The client lists a variance futures contract that settles to 3 months of the realized variance of some indexes. The contract is similar in nature to realized variance swap contracts that are traded in the OTC market; however, there are two notable differences. First, the OTC swap contract is quoted in volatility points for a Vega notional amount while the Client’s futures contract is quoted in variance points for a stated number of futures contracts. The second difference arises from the collateral treatment of an exchange traded futures contract compared to that of an OTC swap contract.
A major futures trading firm in Chicago has proposed a new variance futures contract to be traded at Client that is the economic equivalent of the OTC variance swap and is quoted using the same convention. The proposed contract will require the client to transform the trade price and quantity traded of a matched trade to a separate price and quantity to be cleared.
The goal of this project is to re-launch the client variance contract with the ability to quote the contract in terms of volatility points and clear the contract in terms of variance values.

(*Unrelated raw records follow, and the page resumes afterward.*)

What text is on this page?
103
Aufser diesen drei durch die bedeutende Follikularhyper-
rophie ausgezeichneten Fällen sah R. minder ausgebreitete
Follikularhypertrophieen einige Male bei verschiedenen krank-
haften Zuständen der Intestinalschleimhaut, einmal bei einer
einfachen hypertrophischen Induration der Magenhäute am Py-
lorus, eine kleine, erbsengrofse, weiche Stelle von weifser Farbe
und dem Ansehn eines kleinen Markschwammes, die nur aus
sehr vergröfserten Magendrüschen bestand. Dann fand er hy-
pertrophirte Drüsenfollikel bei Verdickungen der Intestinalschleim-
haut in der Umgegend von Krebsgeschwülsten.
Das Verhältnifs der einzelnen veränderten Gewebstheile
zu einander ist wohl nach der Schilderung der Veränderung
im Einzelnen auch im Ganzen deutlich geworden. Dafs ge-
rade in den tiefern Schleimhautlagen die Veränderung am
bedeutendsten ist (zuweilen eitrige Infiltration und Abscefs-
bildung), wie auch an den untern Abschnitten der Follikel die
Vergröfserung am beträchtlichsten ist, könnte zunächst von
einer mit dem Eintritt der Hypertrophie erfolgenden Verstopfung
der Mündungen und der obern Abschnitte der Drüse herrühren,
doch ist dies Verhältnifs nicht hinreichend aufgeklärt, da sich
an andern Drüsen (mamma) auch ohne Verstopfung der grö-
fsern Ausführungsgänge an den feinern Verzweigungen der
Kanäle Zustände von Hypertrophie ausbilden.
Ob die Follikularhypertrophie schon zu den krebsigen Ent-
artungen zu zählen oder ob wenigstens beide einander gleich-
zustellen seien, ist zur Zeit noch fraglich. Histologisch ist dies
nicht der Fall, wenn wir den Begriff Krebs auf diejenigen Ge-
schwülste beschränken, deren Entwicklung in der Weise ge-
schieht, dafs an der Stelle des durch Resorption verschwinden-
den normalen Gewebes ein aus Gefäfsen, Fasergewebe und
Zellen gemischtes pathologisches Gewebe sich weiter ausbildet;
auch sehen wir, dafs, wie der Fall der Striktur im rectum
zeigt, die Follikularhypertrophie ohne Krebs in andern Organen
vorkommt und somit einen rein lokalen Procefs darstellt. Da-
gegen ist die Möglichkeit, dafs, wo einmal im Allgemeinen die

CTI is engaged in the full application development life cycle – requirement, analysis, design, implementation, testing and production roll out. This was a six-month project aimed at significantly improving the trading volume for variance futures on client’s exchange. Client wanted to reuse the existing options trading platform to handle order booking, routing, and trade processing for Futures products. CTI’s onsite project manager and offshore team worked together to closely analyze the existing framework and leverage it to provide trading logic for futures session.
Futures trading is a focus of our client. Exchange and trading firms will benefit by having a future product that meets the OTC convention, which in turn will increase liquidity for variance futures products. It will diversify client’s product line, and complement options trading. It will also leverage client’s influence on the futures market.